O artigo O Protagonismo Negro no desvelar da branquitude, de autoria de Deivison Faustino, Lourenço Cardoso e Luciana Brito, tem como objetivo principal investigar o protagonismo do negro para a compreensão da branquitude. Para tanto, são mobilizados referenciais teóricos como Du Bois, Fanon, Steve Biko, Guerreiro Ramos, Cida Bento e Lia Schucman. Nesta proposta, a partir da leitura fanoniana, são três os argumentos principais do texto: (i) a branquitude é filha do colonialismo; (ii) o negro é um filho bastardo do colonialismo e; (iii) a dimensão relacional e não simétrica. Assim sendo, trabalha-se na chave de leitura a partir da compreensão entre sujeito (branco) e objeto (negro) (Faustino, 2023, p. 73). Essa chave possibilita compreender que a construção da humanidade é forjada no eurocentrismo. Por isso, o branco que cria o próprio negro, mas é o negro que cria a negritude. Essa, por sua vez, “abala, coloca desafios políticos para os processos de hierarquia e privilégios que sustentam a branquitude” (Faustino, 2023, p. 75). Ou seja, a negritude se constitui enquanto uma “reinvenção do negro sobre a ideia do negro e de negro na diáspora” (Cardoso, 2023, p. 77, destaques nossos). Dessa forma, essa capacidade de imaginar outros lugares, afastando-se de uma identidade fixa e de subordinação, aponta-se como o horizonte para o afrofuturismo, com a finalidade de manifestar outras possibilidades de vida, de existência, de conceituação de sujeito de direito, de democracia econômica, de produção de conhecimento etc., a fim de romper com a lógica colonial.

No texto O papel da comunicação no antirracismo, o diálogo entre Tiago Rogero e Liv Sovik aponta que “os meios de comunicação produzem, legitimam e perpetuam os estereótipos raciais” (Rogero; Sovik, 2023, p. 106).
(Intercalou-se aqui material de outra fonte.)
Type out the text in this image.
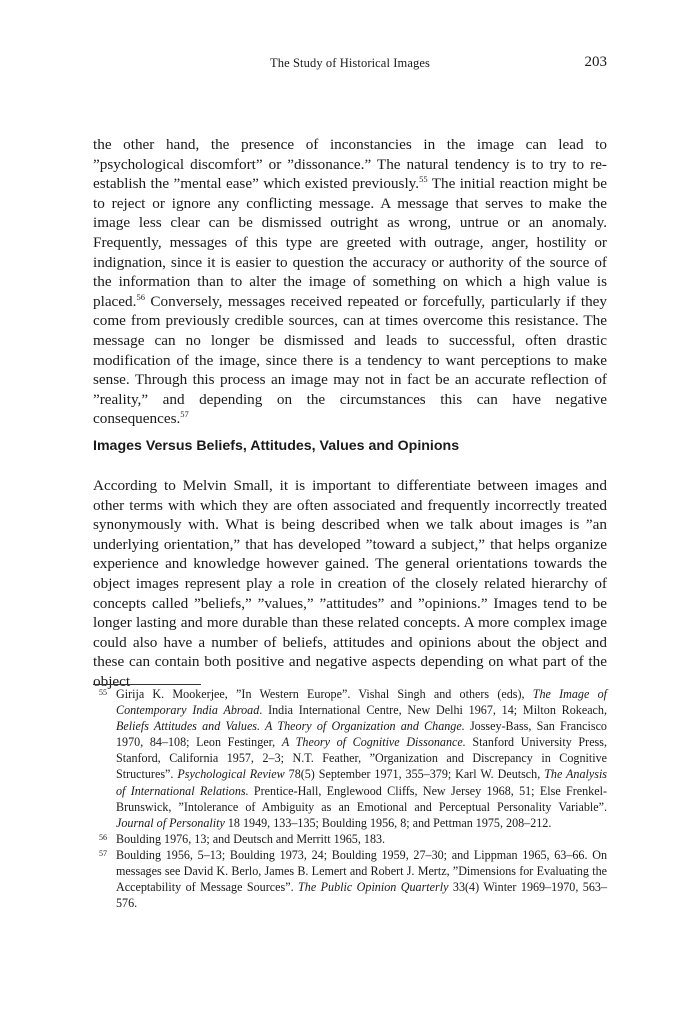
The Study of Historical Images	203

the other hand, the presence of inconstancies in the image can lead to ”psychological discomfort” or ”dissonance.” The natural tendency is to try to re-establish the ”mental ease” which existed previously.$^{55}$ The initial reaction might be to reject or ignore any conflicting message. A message that serves to make the image less clear can be dismissed outright as wrong, untrue or an anomaly. Frequently, messages of this type are greeted with outrage, anger, hostility or indignation, since it is easier to question the accuracy or authority of the source of the information than to alter the image of something on which a high value is placed.$^{56}$ Conversely, messages received repeated or forcefully, particularly if they come from previously credible sources, can at times overcome this resistance. The message can no longer be dismissed and leads to successful, often drastic modification of the image, since there is a tendency to want perceptions to make sense. Through this process an image may not in fact be an accurate reflection of ”reality,” and depending on the circumstances this can have negative consequences.$^{57}$

Images Versus Beliefs, Attitudes, Values and Opinions

According to Melvin Small, it is important to differentiate between images and other terms with which they are often associated and frequently incorrectly treated synonymously with. What is being described when we talk about images is ”an underlying orientation,” that has developed ”toward a subject,” that helps organize experience and knowledge however gained. The general orientations towards the object images represent play a role in creation of the closely related hierarchy of concepts called ”beliefs,” ”values,” ”attitudes” and ”opinions.” Images tend to be longer lasting and more durable than these related concepts. A more complex image could also have a number of beliefs, attitudes and opinions about the object and these can contain both positive and negative aspects depending on what part of the object

55 Girija K. Mookerjee, ”In Western Europe”. Vishal Singh and others (eds), The Image of Contemporary India Abroad. India International Centre, New Delhi 1967, 14; Milton Rokeach, Beliefs Attitudes and Values. A Theory of Organization and Change. Jossey-Bass, San Francisco 1970, 84–108; Leon Festinger, A Theory of Cognitive Dissonance. Stanford University Press, Stanford, California 1957, 2–3; N.T. Feather, ”Organization and Discrepancy in Cognitive Structures”. Psychological Review 78(5) September 1971, 355–379; Karl W. Deutsch, The Analysis of International Relations. Prentice-Hall, Englewood Cliffs, New Jersey 1968, 51; Else Frenkel-Brunswick, ”Intolerance of Ambiguity as an Emotional and Perceptual Personality Variable”. Journal of Personality 18 1949, 133–135; Boulding 1956, 8; and Pettman 1975, 208–212.
56 Boulding 1976, 13; and Deutsch and Merritt 1965, 183.
57 Boulding 1956, 5–13; Boulding 1973, 24; Boulding 1959, 27–30; and Lippman 1965, 63–66. On messages see David K. Berlo, James B. Lemert and Robert J. Mertz, ”Dimensions for Evaluating the Acceptability of Message Sources”. The Public Opinion Quarterly 33(4) Winter 1969–1970, 563–576.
Para além da perspectiva denunciante, afirma-se no texto a possibilidade de se utilizar dessas formas comunicacionais para a promoção do antirracismo. Esse capítulo aborda duas questões fundamentais para a formação da sociedade brasileira, quais sejam, mestiçagem e democracia racial. A mestiçagem é usada para esconder os privilégios da branquitude para mascarar as hierarquias raciais (Sovik, 2023, p. 110 - 114), ao passo que a democracia racial transmite um convívio pacífico entre as raças (González, 1984, p. 229). No que concerne às formas de ser antirracista na comunicação são destacadas as fontes para aprender, em razão dos diversos materiais disponíveis, sobretudo, no meio digital. Além disso, evidencia-se a capacidade da população negra produzir beleza. Neste âmbito, entende-se “o antirracismo não [como] uma nova ideologia na qual você se coloca, ele é um novo acesso à realidade” (Sovik, 2023, p. 118).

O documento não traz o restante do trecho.